More importantly for marketers, they are as ready to spend money as they will ever be.

“Never before in a woman's life, and never again is she going to be worth this much money to a marketer. There is no price resistance and she is completely open to new brands,” said Fine, adding that Conde Nast's internal tag line for Bride's is “Where Love Meets Money.”

And though the average engagement lasts 14 months, the opportunities for marketers don't stop on the day of the wedding, said Meltzer.
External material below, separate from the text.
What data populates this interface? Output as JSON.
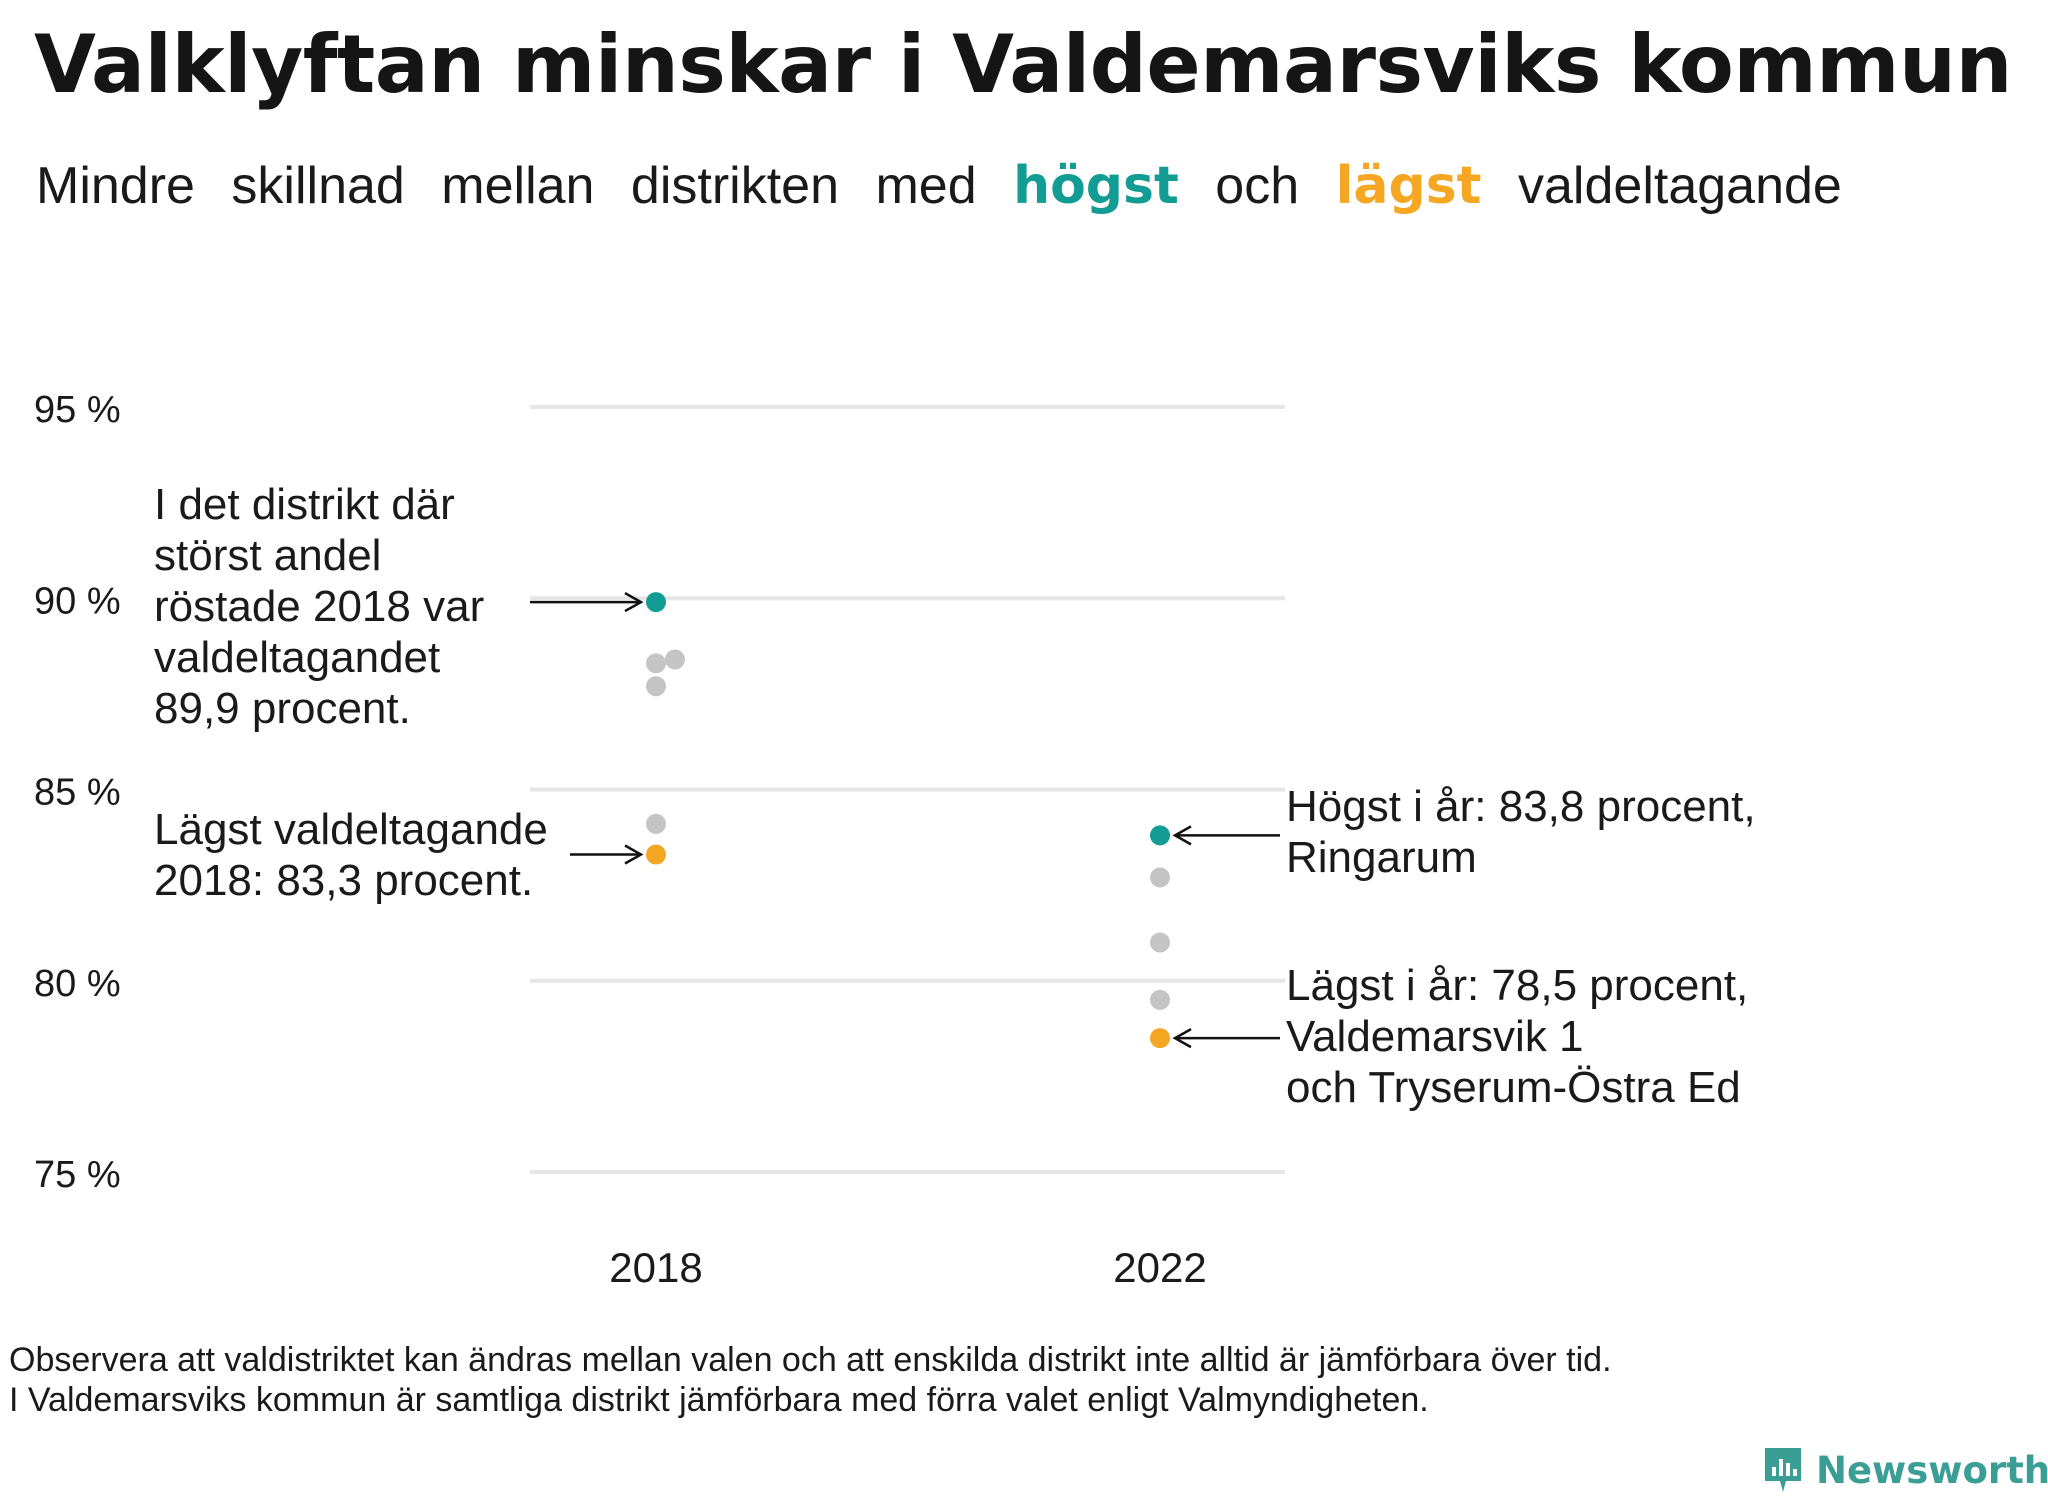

For instance, most couples buy a home within two years of getting married, creating a slew of new marketing opportunities.

As a result, WeddingChannel.com is aiming for long-term relationships by offering couples services like Our Wedding, which allows them to set up personal home pages.

“As people begin to take advantage of the Our Wedding feature, it becomes a community for them to communicate with all their friends and family,” said Meltzer. “Today, it will be directions to the wedding and the reception. Down the road, there will be announcements about having babies and buying houses.”

Meanwhile, fueled by a 5,000-piece mail campaign to its advertisers in November, Bride's just broke the Guinness Book of World Records for the second year in a row as the world's largest consumer magazine with the most advertising pages ever published.

Bride's packed 1,065 pages of advertising into its February/March issue, well in excess of the magazine's more typical ad page count of 400 to 500. The issue had a total of 1,242 pages — a 126-page increase over last year's record breaker — and weighed 4.5 pounds.

Advertisers in Bride's include companies in the “tabletop” market, comprising china, flatware, crystal and housewares, as well as businesses in bridal fashion, honeymoon travel and other firms like telecommunications giant AT&T Corp. and electronics company Sony Corp.